✍️ Let Children Write Badly — And Learn Bravely
- Spin A Yarn

- Jun 4
- 2 min read
A Letter from a Concerned Parent
If your child never struggles, how will they learn to grow?
As a parent, I’ve cheered for my child’s first steps, first words, and first scribbles. I’ve seen their joy in creating something — however messy — all by themselves. But lately, I’ve started wondering: are we letting them grow, or are we quietly stealing that chance away?
We now live in a world where apps can finish their sentences, AI can rewrite their essays, and everything they create can be “perfected” in seconds. But in all this polishing, are we forgetting the real purpose of learning?
When my child writes something awkward or clumsy, I don’t see failure. I see effort. I see learning in action.
But I also see the growing trend in schools — encouraging the use of tools like ChatGPT to help with “productivity” or writing tasks.
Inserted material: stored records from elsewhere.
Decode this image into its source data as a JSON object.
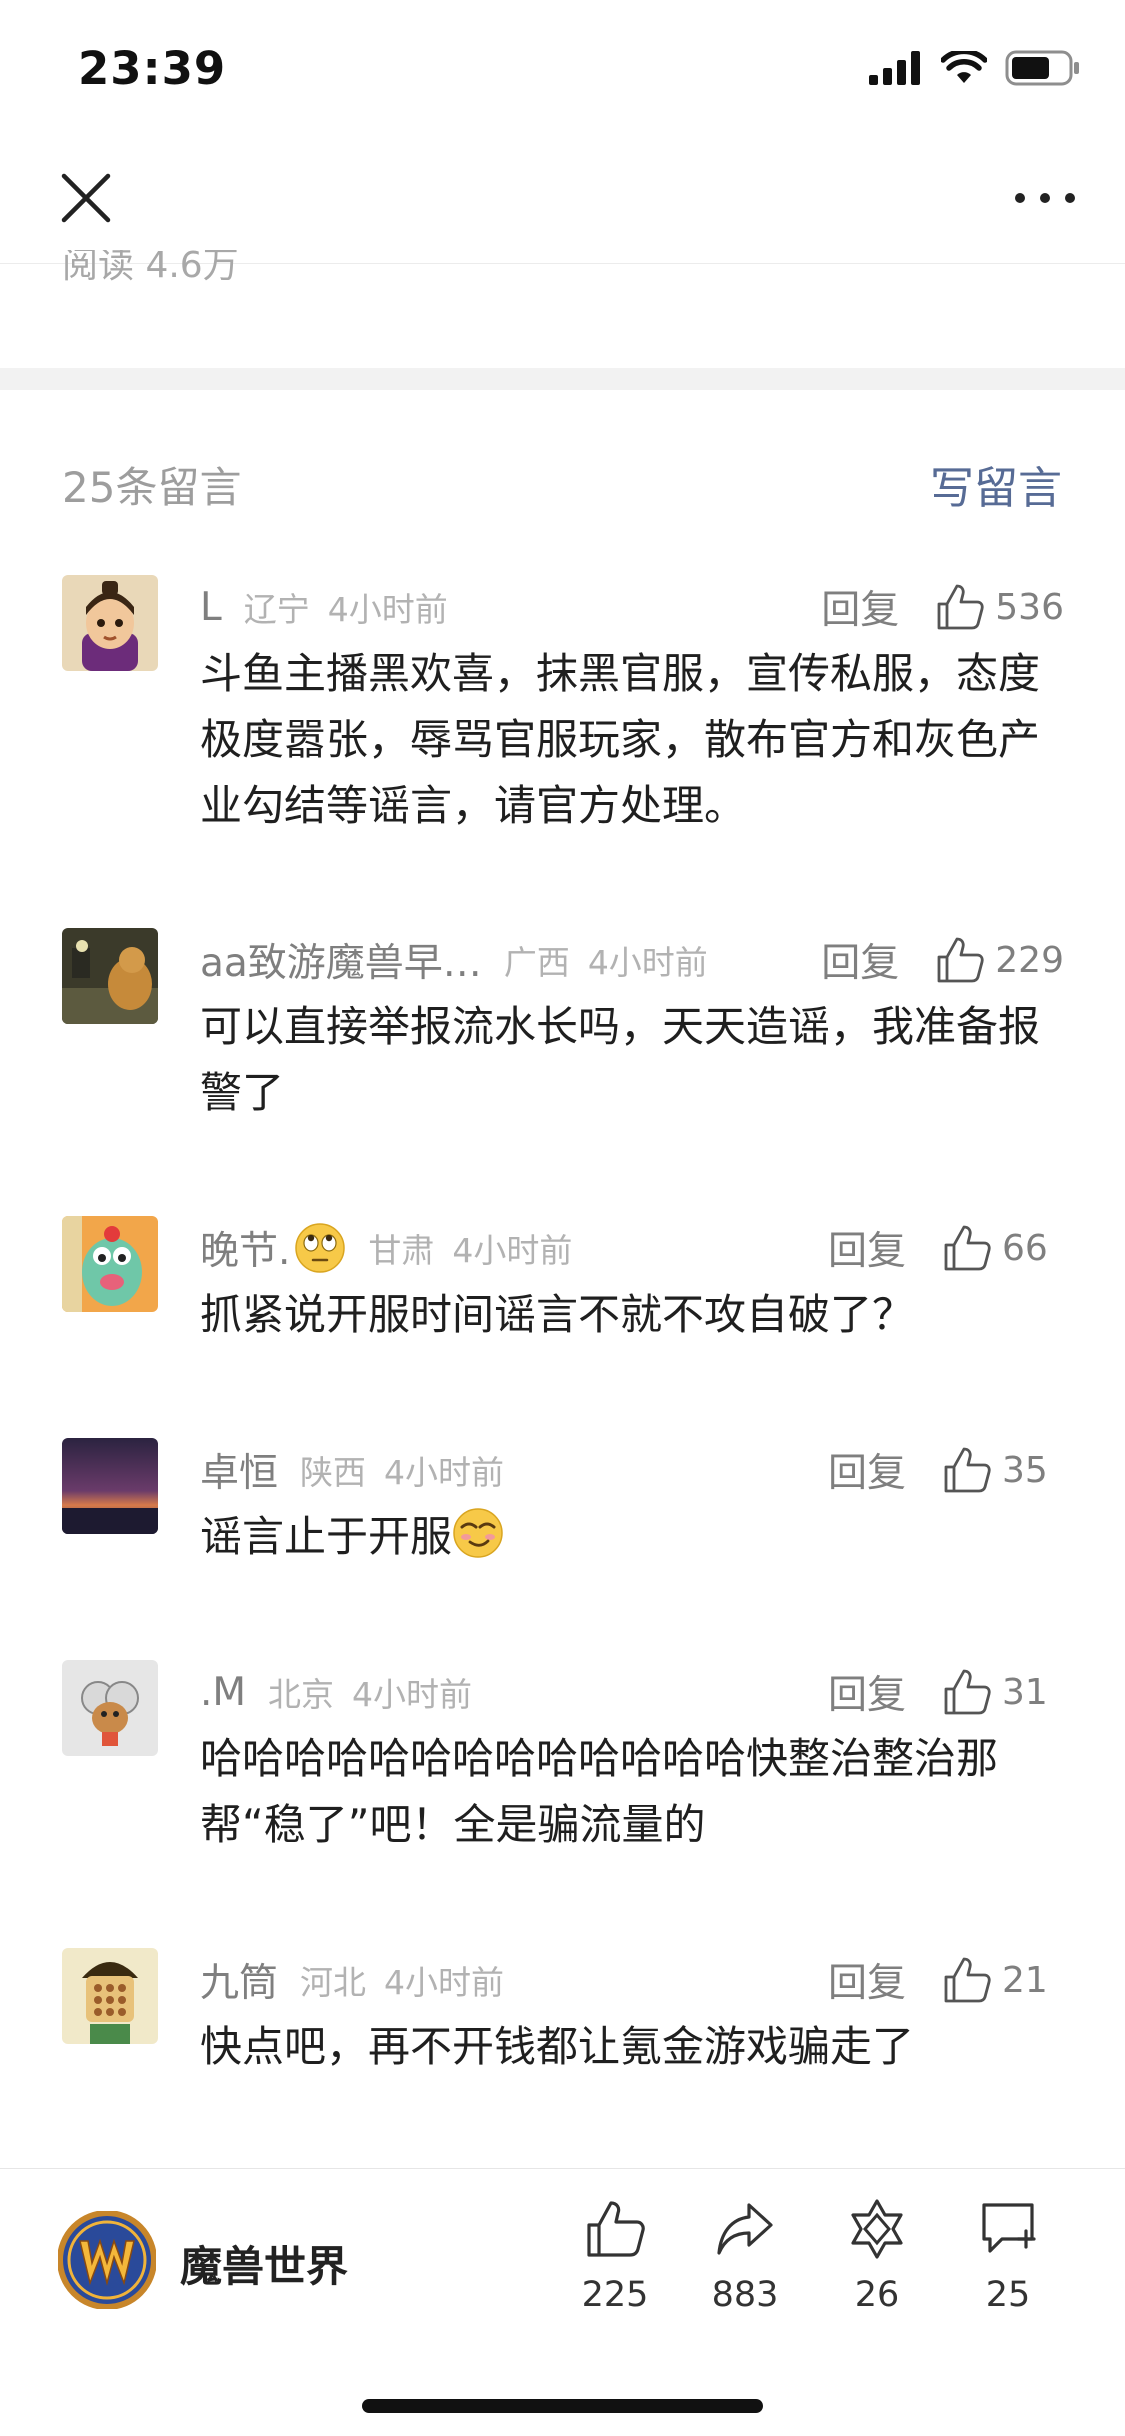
{
  "status_bar": {
    "time": "23:39",
    "icons": [
      "cellular-signal-icon",
      "wifi-icon",
      "battery-icon"
    ]
  },
  "nav": {
    "close_icon": "close-icon",
    "more_icon": "more-icon"
  },
  "article": {
    "read_count": "阅读 4.6万"
  },
  "comments_section": {
    "count_label": "25条留言",
    "write_label": "写留言",
    "accent_color": "#576b95",
    "reply_label": "回复",
    "comments": [
      {
        "name": "L",
        "location": "辽宁",
        "time": "4小时前",
        "likes": "536",
        "text": "斗鱼主播黑欢喜，抹黑官服，宣传私服，态度极度嚣张，辱骂官服玩家，散布官方和灰色产业勾结等谣言，请官方处理。"
      },
      {
        "name": "aa致游魔兽早…",
        "location": "广西",
        "time": "4小时前",
        "likes": "229",
        "text": "可以直接举报流水长吗，天天造谣，我准备报警了"
      },
      {
        "name": "晚节.",
        "name_emoji": "eye-roll-emoji",
        "location": "甘肃",
        "time": "4小时前",
        "likes": "66",
        "text": "抓紧说开服时间谣言不就不攻自破了？"
      },
      {
        "name": "卓恒",
        "location": "陕西",
        "time": "4小时前",
        "likes": "35",
        "text": "谣言止于开服",
        "text_emoji": "smirk-emoji"
      },
      {
        "name": ".M",
        "location": "北京",
        "time": "4小时前",
        "likes": "31",
        "text": "哈哈哈哈哈哈哈哈哈哈哈哈哈快整治整治那帮“稳了”吧！全是骗流量的"
      },
      {
        "name": "九筒",
        "location": "河北",
        "time": "4小时前",
        "likes": "21",
        "text": "快点吧，再不开钱都让氪金游戏骗走了"
      }
    ]
  },
  "bottom_bar": {
    "account_name": "魔兽世界",
    "like_count": "225",
    "share_count": "883",
    "wow_count": "26",
    "comment_count": "25"
  }
}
And I worry.
Are we encouraging understanding or outsourcing it?
What happens when a child never experiences the struggle of turning a thought into a sentence, or finding their own words for a big idea? What do we lose when the process of writing — messy, slow, deeply personal — is skipped?
We risk raising fragile minds that fear getting things wrong and rely too quickly on external help. Instead of thinkers, we get copy-pasters. Instead of writers, we raise prompt-users. Instead of resilient learners, we produce fast-finishers with shallow confidence.
But I don’t want that for my child.
I want them to write badly, bravely, beautifully — in their own voice.
I want them to get stuck, rewrite, rethink, rework.
I want them to discover the joy of realizing, “I didn’t get it at first… but now I do.”
That’s not just education. That’s transformation.
So I’m asking schools and teachers:
Please, don’t fear the mess. Don’t fix too quickly. Don’t hand over creativity to machines.
Let them write. Let them stumble. Let them learn the hard way — because that’s the only real way.
Teach them to be better thinkers, not just faster typers.
👉 Should we be letting AI take over the parts of learning that matter most — or should we protect them fiercely?
I’d love to hear your thoughts. Are we helping children grow — or making them dependent too soon?
Let’s talk. Their future is worth it.